Kompletter Erfahrungsbericht
Hallo ihr Lieben!
Ich habe ja ein Jahr in Amerika gelebt und bin dort auch mit der dortigen Musikszene in Kontakt gekommen. Amerikaner stehen ja weniger auf Vocal House und Trance; diese Genres sind ja eher in Deutschland oder Europa allgemein vertreten - nein, die Amerikaner hören zum Feiern ziemlich basslastigen elektronischen HipHop oder auch Crunk. Einer der bekanntesten Vertreter dieses Genres ist wohl das Duo LMFAO, über deren Debütalbum Party Rock ich heute berichten möchte.
LMFAO
LMFAO (der Bandname leitet sich vom Netzjargon für “Laughing My Fucking Ass Off” ab) ist ein Electro-Hop-Duo aus Los Angeles, Kalifornien. Die beiden Bandmitglieder sind Redfoo (Stefan Kendal Gordy) und Sky Blu (Skyler A. Gordy). Die beiden sind Cousins.
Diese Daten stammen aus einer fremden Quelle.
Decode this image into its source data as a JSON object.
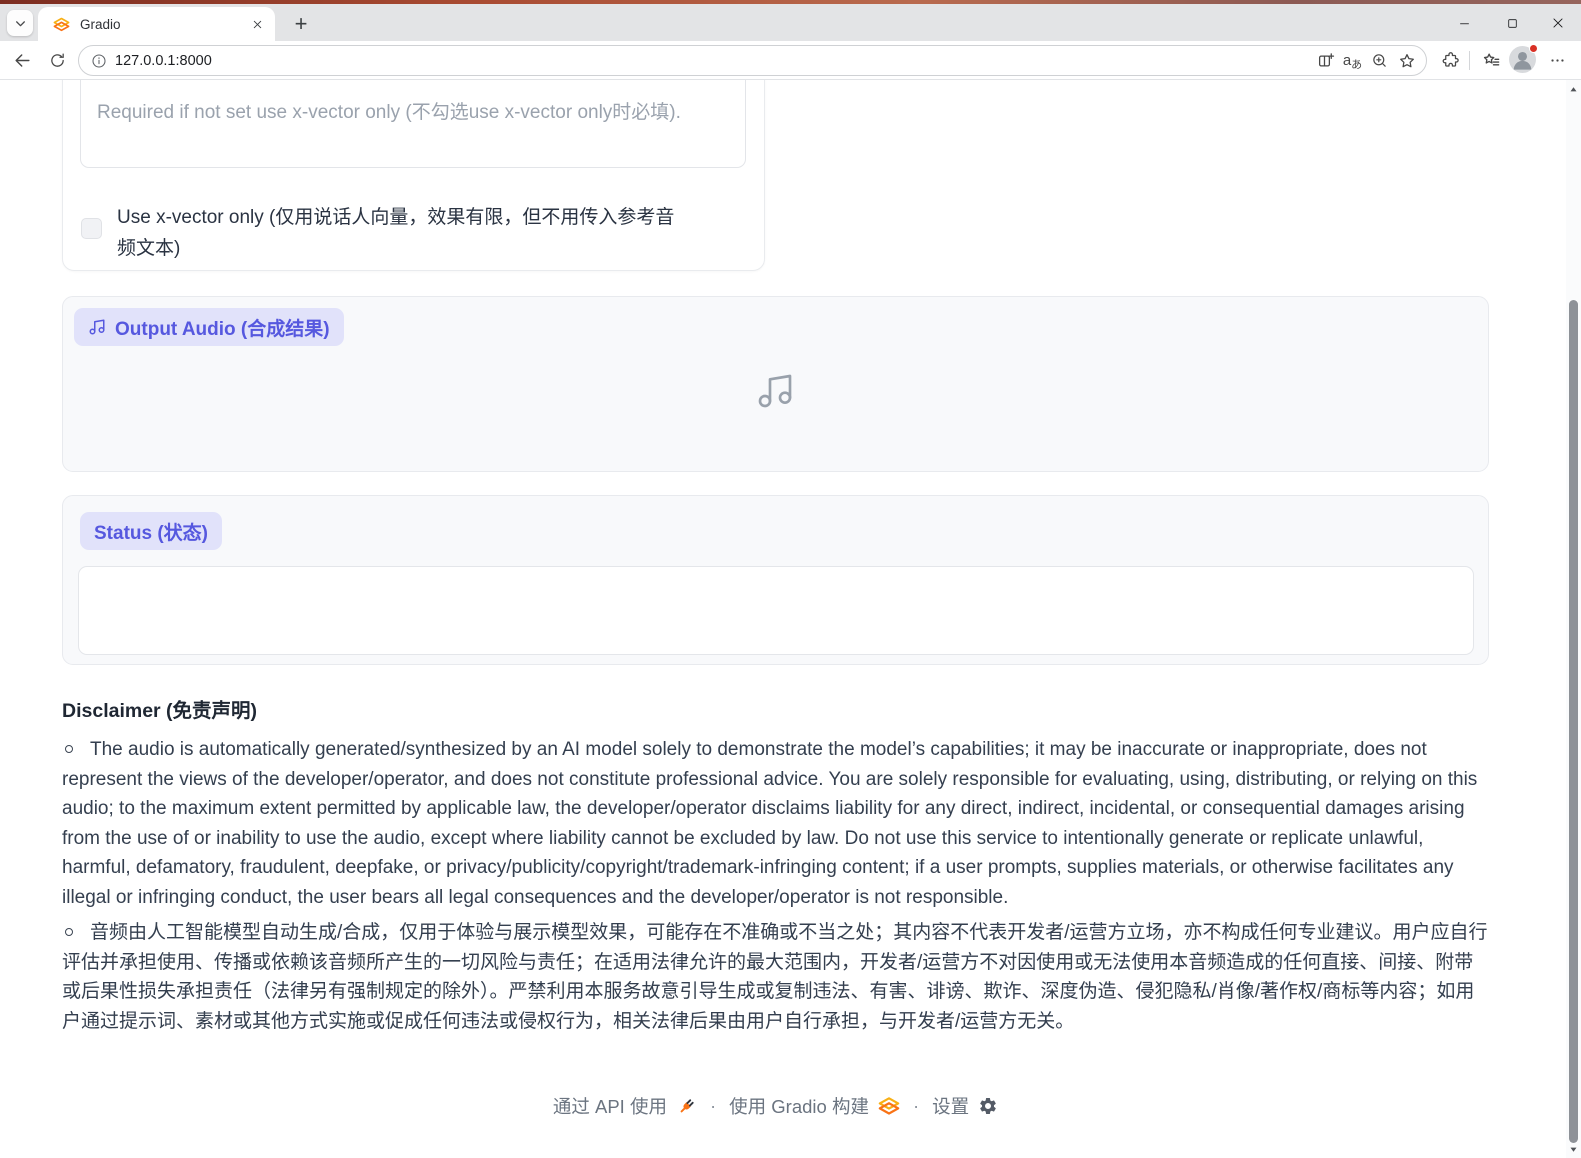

LMFAO wurden 2009 bekannt, mit einem selbstproduzierten Remix von Kanye West’s Love Lockdown. Dieser wurde bereits am ersten Tag der Veröffentlichung 26.000 Mal von der Homepage des Duos heruntergeladen. Das Album Party Rock, das in den Staaten wenig später veröffentlicht wurde, erreichte Platz 1 der Dance-Charts und Platz 33 der Album-Charts.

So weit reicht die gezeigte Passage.